会談が終わってからのホワイトハウスの発表によると、「極めて率直な会談になった」と。これは外交辞令で、翻訳が必要です。
「率直な会談」とはどういう意味かというと、お互いに言いたい放題言っているということなんです。つまりかなり激しい応酬があったということで、「率直的な会談になった」ということです。
もちろん、事前の期待値がかなり低いわけで、蓋を開けてみれば、もっとひどいことはなかったという意味では「そんなに失敗した会談ではない」という意見がほとんどなんです。
では、その会談で台湾に関係することは、どんなことを言ったかというと、実はアメリカの台湾に関するレッドラインは、その場ではっきり言ったようなんです。はっきりと中国を批判したんですね。
今までの台湾に対する脅迫行為、あるいは侵略的行為、攻撃的行為というのは、台湾海峡の安定にとっては非常によくない、と。
さらに「台湾海峡の平和とは世界の利益になるんだ」と言ったようです。
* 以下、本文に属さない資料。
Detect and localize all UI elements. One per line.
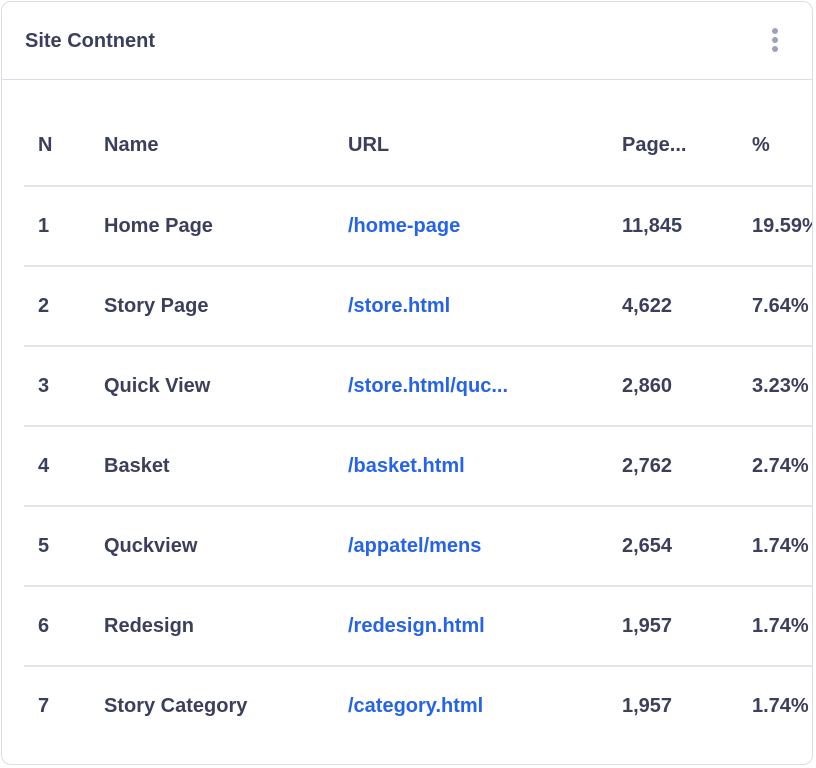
more-vertical-icon[interactable] — [771, 28, 779, 56]
page-views: 1,957 — [622, 695, 673, 717]
menu-dot — [772, 37, 778, 43]
column-header-page-views[interactable]: Page... — [622, 106, 752, 186]
page-name: Redesign — [104, 614, 195, 637]
page-name: Quckview — [104, 534, 198, 557]
table-row: 1 Home Page /home-page 11,845 19.59% — [24, 186, 812, 266]
table-row: 6 Redesign /redesign.html 1,957 1.74% — [24, 586, 812, 666]
page-views: 2,654 — [622, 534, 673, 557]
table-header-row: N Name URL Page... % — [24, 106, 812, 186]
row-number: 6 — [38, 614, 50, 637]
page-url-cell: /basket.html — [348, 426, 622, 506]
card-title: Site Contnent — [25, 30, 155, 52]
page-url-link[interactable]: /store.html — [348, 295, 592, 318]
page-views: 2,762 — [622, 454, 673, 477]
column-header-percent[interactable]: % — [752, 106, 812, 186]
page-url-cell: /store.html/quc... — [348, 346, 622, 426]
page-url-cell: /category.html — [348, 666, 622, 746]
page-name: Story Category — [104, 695, 248, 717]
page-url-link[interactable]: /basket.html — [348, 455, 592, 478]
menu-dot — [772, 46, 778, 52]
table-row: 7 Story Category /category.html 1,957 1.… — [24, 666, 812, 746]
page-percent: 3.23% — [752, 374, 809, 397]
page-url-link[interactable]: /category.html — [348, 695, 592, 718]
page-url-cell: /store.html — [348, 266, 622, 346]
menu-dot — [772, 28, 778, 34]
site-content-card: Site Contnent N Name URL Page... % 1 Hom… — [1, 1, 813, 765]
page-url-cell: /redesign.html — [348, 586, 622, 666]
column-header-name[interactable]: Name — [104, 106, 348, 186]
page-url-link[interactable]: /home-page — [348, 215, 592, 238]
table-row: 3 Quick View /store.html/quc... 2,860 3.… — [24, 346, 812, 426]
column-header-n[interactable]: N — [24, 106, 104, 186]
page-name: Quick View — [104, 374, 211, 397]
page-views: 4,622 — [622, 294, 673, 317]
table-row: 4 Basket /basket.html 2,762 2.74% — [24, 426, 812, 506]
page-percent: 19.59% — [752, 214, 812, 237]
page-views: 2,860 — [622, 374, 673, 397]
page-percent: 2.74% — [752, 454, 809, 477]
page-percent: 1.74% — [752, 614, 809, 637]
page-views: 1,957 — [622, 614, 673, 637]
page-url-cell: /home-page — [348, 186, 622, 266]
page-url-link[interactable]: /store.html/quc... — [348, 375, 592, 398]
page-views: 11,845 — [622, 214, 683, 237]
page-percent: 7.64% — [752, 294, 809, 317]
page-percent: 1.74% — [752, 695, 809, 717]
page-url-link[interactable]: /appatel/mens — [348, 535, 592, 558]
row-number: 3 — [38, 374, 50, 397]
column-header-url[interactable]: URL — [348, 106, 622, 186]
row-number: 4 — [38, 454, 50, 477]
table-row: 2 Story Page /store.html 4,622 7.64% — [24, 266, 812, 346]
site-content-table: N Name URL Page... % 1 Home Page /home-p… — [24, 106, 812, 746]
table-row: 5 Quckview /appatel/mens 2,654 1.74% — [24, 506, 812, 586]
page-percent: 1.74% — [752, 534, 809, 557]
row-number: 5 — [38, 534, 50, 557]
page-url-cell: /appatel/mens — [348, 506, 622, 586]
page-name: Home Page — [104, 214, 213, 237]
card-header: Site Contnent — [2, 2, 812, 80]
page-name: Basket — [104, 454, 170, 477]
row-number: 2 — [38, 294, 50, 317]
page-url-link[interactable]: /redesign.html — [348, 615, 592, 638]
page-name: Story Page — [104, 294, 209, 317]
site-content-table-wrapper: N Name URL Page... % 1 Home Page /home-p… — [24, 106, 812, 746]
row-number: 1 — [38, 214, 50, 237]
row-number: 7 — [38, 695, 50, 717]
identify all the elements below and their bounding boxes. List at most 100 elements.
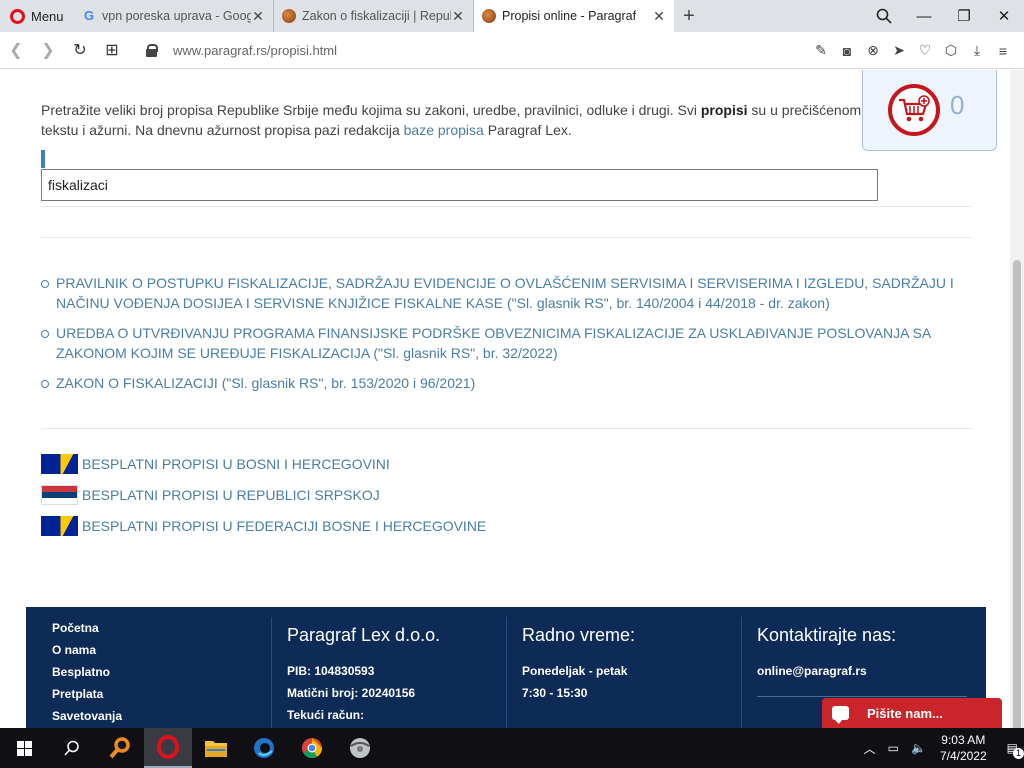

ここまで言うとですね、要は台湾に手を出すと世界の利益に反するということなんです。
アメリカの利益だけでなく、台湾の利益だけでもない、もし台湾に手を出すと、全世界の民主主義陣営を敵に回す行為だと、ここまではっきり言ったわけです。
さらに一方的な現状変更は絶対許さないと、言ったんです。
対する中国はどのようなレッドラインを引いたかというと、習近平は、「台湾問題とは中国の核心的利益の中の核心」と言いました。
つまり「台湾は中国にとって一番重要」ということ、「米中関係の政治的基礎の基礎中の基礎」と。さらに「これは中国にとって一番最初の一本のレッドラインだ」と。
今回の話は決して台湾だけではなく、内容は5つあるんですけれども
米中首脳会談で話し合われた五つの問題
①台湾問題
➁貿易問題
③人権問題
④北朝鮮問題
⑤ウクライナ戦争
しかし、この五つの問題は、実は全部、台湾と関わっているのです。だから今回の話の核心とは、五つのテーマなんですけれども、一番の核心中の核心とは台湾なんです。
だから、中国は台湾問題をしきりに強調するわけです。しかし、この会談は全く成果なしかと言えば、実は成果は一つだけあったんです。
それは何か? 「これからも会談しようね」ということ。
つまり来年になると、ブリンケン国務長官が初めて国務長官の身分で中国を訪問するという一つの成果があったんです。
これは何を意味しているかというとですね、今まではお互いに、特に8月のナンシー・ペロシの台湾訪問から
かなり激しい喧嘩をやって、ボクシングの試合に喩えれば、3分間の喧嘩をして、激しい対戦をして、もうお互いにヘトヘトになって、1分間くらい休憩しようかということになったわけです。
これは構造的に変わったかというとそういうわけではないです。台湾への戦争の脅威がなくなったかと言えば、そうではないです。しかし、当面の戦争の可能性が今回の会談によって遠のいたと言っていいです。